Immanuel C. Y. Hsu, a leading authority on the history of modern China and Professor Emeritus at University of California Santa Barbara, died at his Santa Barbara home October 24, 2005 of complications due to heart failure. He was 82. Dr. Hsu was born in Ningpo (Zhejiang) China in 1923, and grew up in Shanghai. After graduating from Yenching University, he spent two years in Japan as part of the official Chinese delegation in Tokyo. He came to the United States to complete a M.A. at the University of Minnesota, and a Ph.D. in modern diplomatic history from Harvard University. Hsu was awarded a Harvard Yenching Fellowship (1950-54) and was appointed a Research Fellow at Harvard's East Asian Research Center (1955-58).

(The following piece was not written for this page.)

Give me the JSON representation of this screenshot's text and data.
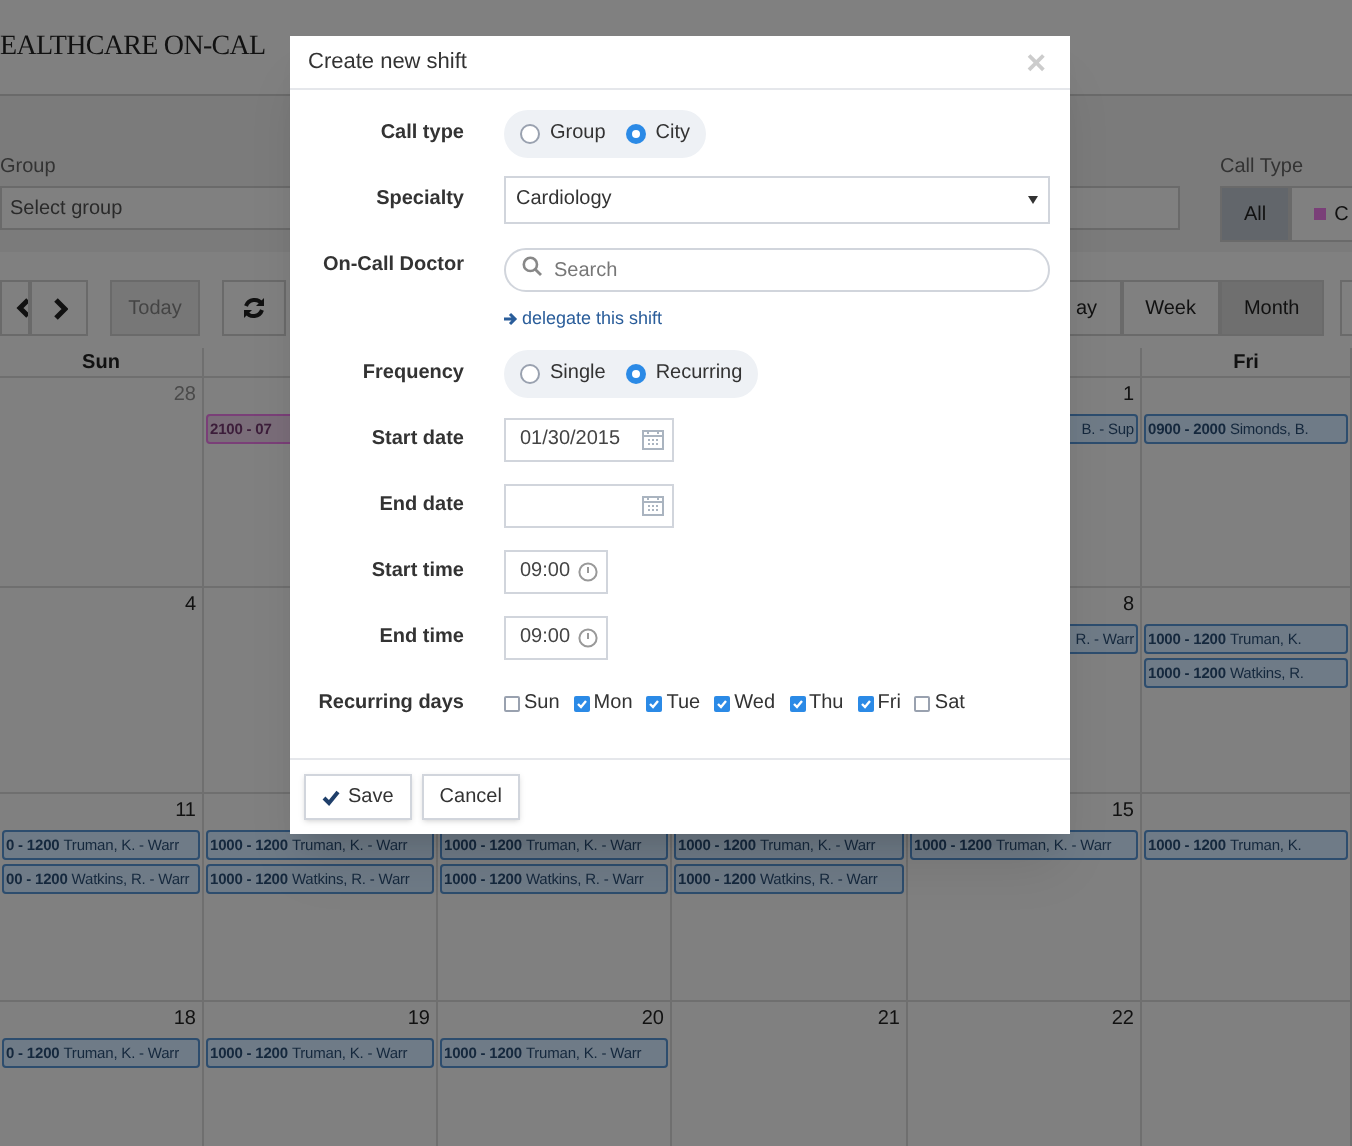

Dr.Hsu began his distinguished scholarly career at University of California Santa Barbara 1959 and continued teaching until his retirement in 1991. In 1962 he was awarded a Guggenheim Fellowship. During the following year he and his wife, Dolores M. Hsu, Professor of Music at UCSB, traveled in Europe and Asia lecturing and visiting research institutes in Germany, Italy, London, Hong Kong, and Taiwan. Hsu served as Chair of the History Department from 1970 to 1973, and was named Faculty Research Lecturer in 1971. His publications include Intellectual Trends in the Ch'ing Period (1959); China's Entrance into the Family of Nations: The Diplomatic Phase, 1858-1880 (1960); The Iii Crisis: A Study of Sino-Russian Diplomacy, 1871-1881 (1965); and The Rise of Modern China (1970). A unique and prize-winning study of the development of the Chinese nation from the Ming dynasty to the present, The Rise of Modern China is now in its sixth edition and has been translated into several foreign languages including Chinese. An enthusiastic music lover, Dr. Hsu was a devoted student of the violin, playing and collecting instruments throughout his life. Throughout the years he and his wife traveled extensively, enjoying the pleasures of collecting Chinese art and furniture.
Dr. Hsu is survived by his wife, Dolores; his son, Vadim; daughter-in-law, Carmen; and three grandchildren, Sofia Allegra, Alexander Francis (Sasha), and John Philip Pablo. (Source: Santa Barbara News-Press, Oct. 27, 2005).